IRISH MUSIC MAGAZINE - Album Review

 

 SYLVAIN BAROU
Own Label AR001
13 Tracks, 62 Minutes
www.sylvainbarou.com

A Breton flute phenomenon who first hit the Irish mainstream with the group Guidewires, Barou is joined by twenty musical compadres for a solo debut which has been more than six years in the making. Worth the wait, I’d say. While the material here is mainly traditional, it’s drawn from a wider geography than usual: Brittany, Ireland obviously, but also Greece, Bulgaria, Afghanistan and elsewhere.
The swirling Naga Jigs are from the Guidewires repertoire, powerful and driving. Like much of this recording, their traditional pedigree is clear but their treatment here is unapologetically contemporary. A bit of Jaques Pellen’s jazz guitar, a strong backbeat, a very light touch on the percussion, and a couple of carefully chosen collaborators on the melody line make this a magical track.

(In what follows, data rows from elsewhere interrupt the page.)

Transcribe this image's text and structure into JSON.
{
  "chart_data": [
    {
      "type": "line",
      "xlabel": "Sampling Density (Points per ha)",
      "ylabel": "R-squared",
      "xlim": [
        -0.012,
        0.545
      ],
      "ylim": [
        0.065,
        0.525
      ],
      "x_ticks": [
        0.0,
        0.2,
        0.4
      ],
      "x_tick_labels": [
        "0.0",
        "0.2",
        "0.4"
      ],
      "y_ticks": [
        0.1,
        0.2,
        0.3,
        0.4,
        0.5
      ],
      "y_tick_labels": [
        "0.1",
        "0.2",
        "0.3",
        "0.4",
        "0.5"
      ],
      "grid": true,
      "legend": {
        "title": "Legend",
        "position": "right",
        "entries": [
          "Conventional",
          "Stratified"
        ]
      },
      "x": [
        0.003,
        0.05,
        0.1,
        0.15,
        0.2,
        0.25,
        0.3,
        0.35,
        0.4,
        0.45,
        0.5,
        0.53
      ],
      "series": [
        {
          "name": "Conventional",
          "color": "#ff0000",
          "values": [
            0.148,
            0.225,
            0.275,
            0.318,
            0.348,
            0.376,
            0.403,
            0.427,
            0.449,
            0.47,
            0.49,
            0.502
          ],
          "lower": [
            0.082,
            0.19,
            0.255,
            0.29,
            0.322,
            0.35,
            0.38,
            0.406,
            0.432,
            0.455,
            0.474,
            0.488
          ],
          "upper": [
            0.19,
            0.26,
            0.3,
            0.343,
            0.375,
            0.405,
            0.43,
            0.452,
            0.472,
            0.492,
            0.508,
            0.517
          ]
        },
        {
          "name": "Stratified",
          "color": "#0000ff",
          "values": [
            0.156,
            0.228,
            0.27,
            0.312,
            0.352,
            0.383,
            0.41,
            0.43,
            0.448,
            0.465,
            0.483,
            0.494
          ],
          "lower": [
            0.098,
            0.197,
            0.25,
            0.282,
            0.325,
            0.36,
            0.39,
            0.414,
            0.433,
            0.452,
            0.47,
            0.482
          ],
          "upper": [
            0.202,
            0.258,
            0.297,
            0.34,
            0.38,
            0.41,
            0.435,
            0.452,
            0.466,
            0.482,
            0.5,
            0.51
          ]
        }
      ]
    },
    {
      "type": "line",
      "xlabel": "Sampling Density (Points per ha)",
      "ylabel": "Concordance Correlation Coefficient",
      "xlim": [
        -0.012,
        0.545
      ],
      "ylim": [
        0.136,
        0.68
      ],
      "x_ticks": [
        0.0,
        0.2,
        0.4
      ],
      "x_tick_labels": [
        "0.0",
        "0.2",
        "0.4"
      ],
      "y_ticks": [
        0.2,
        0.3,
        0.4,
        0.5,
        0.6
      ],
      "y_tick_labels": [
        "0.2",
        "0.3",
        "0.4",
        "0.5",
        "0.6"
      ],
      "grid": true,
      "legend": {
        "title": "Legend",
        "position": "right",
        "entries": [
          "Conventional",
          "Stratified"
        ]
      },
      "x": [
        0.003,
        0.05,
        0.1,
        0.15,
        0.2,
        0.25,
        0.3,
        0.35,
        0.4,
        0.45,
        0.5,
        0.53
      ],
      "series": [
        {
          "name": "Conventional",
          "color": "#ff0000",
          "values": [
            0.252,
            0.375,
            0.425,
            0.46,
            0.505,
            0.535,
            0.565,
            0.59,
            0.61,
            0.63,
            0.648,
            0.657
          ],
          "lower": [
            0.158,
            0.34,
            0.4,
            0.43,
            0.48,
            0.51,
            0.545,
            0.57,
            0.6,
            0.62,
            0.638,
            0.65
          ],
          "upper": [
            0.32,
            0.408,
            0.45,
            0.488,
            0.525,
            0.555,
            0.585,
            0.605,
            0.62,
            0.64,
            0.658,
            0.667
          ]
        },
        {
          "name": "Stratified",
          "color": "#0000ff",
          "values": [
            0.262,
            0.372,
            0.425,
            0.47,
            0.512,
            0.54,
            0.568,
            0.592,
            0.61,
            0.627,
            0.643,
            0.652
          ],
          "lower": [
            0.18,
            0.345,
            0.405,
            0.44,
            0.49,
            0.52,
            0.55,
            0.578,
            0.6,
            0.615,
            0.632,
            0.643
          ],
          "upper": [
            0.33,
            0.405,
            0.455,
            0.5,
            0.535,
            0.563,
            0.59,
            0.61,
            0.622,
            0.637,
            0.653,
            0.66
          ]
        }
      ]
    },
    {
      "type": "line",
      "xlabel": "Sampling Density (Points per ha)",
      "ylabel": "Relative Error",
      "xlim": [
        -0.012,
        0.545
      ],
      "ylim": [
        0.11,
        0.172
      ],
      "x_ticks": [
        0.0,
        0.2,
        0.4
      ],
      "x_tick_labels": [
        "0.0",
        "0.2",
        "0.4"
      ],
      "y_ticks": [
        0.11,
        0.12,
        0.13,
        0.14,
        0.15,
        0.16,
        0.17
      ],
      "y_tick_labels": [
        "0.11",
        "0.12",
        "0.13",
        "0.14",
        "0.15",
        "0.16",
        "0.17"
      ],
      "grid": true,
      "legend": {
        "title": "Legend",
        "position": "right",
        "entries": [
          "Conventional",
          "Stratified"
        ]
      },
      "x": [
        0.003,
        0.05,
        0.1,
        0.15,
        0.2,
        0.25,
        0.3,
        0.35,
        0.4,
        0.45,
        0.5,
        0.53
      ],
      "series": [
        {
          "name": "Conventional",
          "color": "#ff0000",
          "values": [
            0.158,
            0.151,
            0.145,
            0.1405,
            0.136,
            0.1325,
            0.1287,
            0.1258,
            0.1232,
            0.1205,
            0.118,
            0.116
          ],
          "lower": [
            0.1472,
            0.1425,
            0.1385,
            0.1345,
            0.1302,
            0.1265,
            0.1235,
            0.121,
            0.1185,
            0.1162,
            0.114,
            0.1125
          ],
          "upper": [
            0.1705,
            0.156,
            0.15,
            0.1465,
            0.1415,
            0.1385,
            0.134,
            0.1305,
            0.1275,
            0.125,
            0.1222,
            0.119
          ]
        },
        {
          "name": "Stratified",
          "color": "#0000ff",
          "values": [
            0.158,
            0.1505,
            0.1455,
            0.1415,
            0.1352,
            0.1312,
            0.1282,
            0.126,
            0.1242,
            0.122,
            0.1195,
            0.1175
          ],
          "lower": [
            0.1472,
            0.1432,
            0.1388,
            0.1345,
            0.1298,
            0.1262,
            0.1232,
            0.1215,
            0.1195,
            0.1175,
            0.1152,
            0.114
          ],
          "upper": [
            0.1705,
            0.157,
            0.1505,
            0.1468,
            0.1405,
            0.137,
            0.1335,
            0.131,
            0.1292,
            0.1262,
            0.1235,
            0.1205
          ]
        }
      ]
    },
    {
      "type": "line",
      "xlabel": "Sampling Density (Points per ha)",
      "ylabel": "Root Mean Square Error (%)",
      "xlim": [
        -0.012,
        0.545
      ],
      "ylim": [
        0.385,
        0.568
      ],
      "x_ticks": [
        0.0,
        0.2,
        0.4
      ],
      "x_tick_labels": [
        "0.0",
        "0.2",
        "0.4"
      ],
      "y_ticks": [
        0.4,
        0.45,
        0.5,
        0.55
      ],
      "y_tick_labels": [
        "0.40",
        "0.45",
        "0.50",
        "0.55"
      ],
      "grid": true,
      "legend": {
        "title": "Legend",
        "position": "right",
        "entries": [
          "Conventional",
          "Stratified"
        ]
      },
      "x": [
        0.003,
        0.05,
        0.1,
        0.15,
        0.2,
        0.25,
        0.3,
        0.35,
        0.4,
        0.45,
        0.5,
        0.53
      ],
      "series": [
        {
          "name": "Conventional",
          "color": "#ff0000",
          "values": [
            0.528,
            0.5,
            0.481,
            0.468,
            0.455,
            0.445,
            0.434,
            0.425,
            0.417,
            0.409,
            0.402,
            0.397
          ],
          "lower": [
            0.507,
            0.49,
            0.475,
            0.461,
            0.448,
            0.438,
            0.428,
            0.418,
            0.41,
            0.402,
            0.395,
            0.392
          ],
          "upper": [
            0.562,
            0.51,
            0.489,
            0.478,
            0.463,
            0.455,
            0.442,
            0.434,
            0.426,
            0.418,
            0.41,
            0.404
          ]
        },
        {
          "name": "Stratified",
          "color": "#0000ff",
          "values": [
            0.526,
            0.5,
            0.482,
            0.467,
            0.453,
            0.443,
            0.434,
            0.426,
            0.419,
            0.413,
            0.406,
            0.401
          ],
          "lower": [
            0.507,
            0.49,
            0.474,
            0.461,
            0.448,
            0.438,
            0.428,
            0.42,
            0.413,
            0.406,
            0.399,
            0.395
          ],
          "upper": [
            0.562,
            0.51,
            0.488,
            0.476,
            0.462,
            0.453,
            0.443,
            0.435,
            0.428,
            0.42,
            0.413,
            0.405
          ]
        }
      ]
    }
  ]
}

Sylvain follows up with a set of horos in the style of Andy Irvine’s East Wind album, wonderful stirring stuff with exotic rhythms and outrageous flute virtuosity. This is mainly a flute album, but the master also moonlights on uilleann pipes and the small Breton pipes.
About one third of this recording is what i think of as Irish music – Bold Doherty, The Humours of Carrigaholt, The Squares of Crossmaglen and Charlie Lennon’s Windy City. Sylvain Barou enlists the likes of Lunny, Carroll, Doyle and Rynne to provide a top–quality Irish core for these and other tunes. A further third is distinctively Breton, with Tons and Plinns and Ridees: for this, a whole P–Celtic crew chimes in, centred around the cittern of Ronan Pellen. Names like Youenn Le Bihan, Alain Genty and Giles Le Bigot bring out the best in Breton music here, from the gorgeous Margaretig to Barou’s own funky Mare Nostrum. That leaves one third split between Arab music, Asturian alboradas, and a few other things. The flute flies from one form to the next – there are no clear boundaries, just breathtaking melodies.
Nothing on this CD is too exotic to appeal to Celtic music lovers, but some of it is certainly fresh enough to raise an eyebrow or two. I like it a lot, and I hope you can all get your hands on a copy.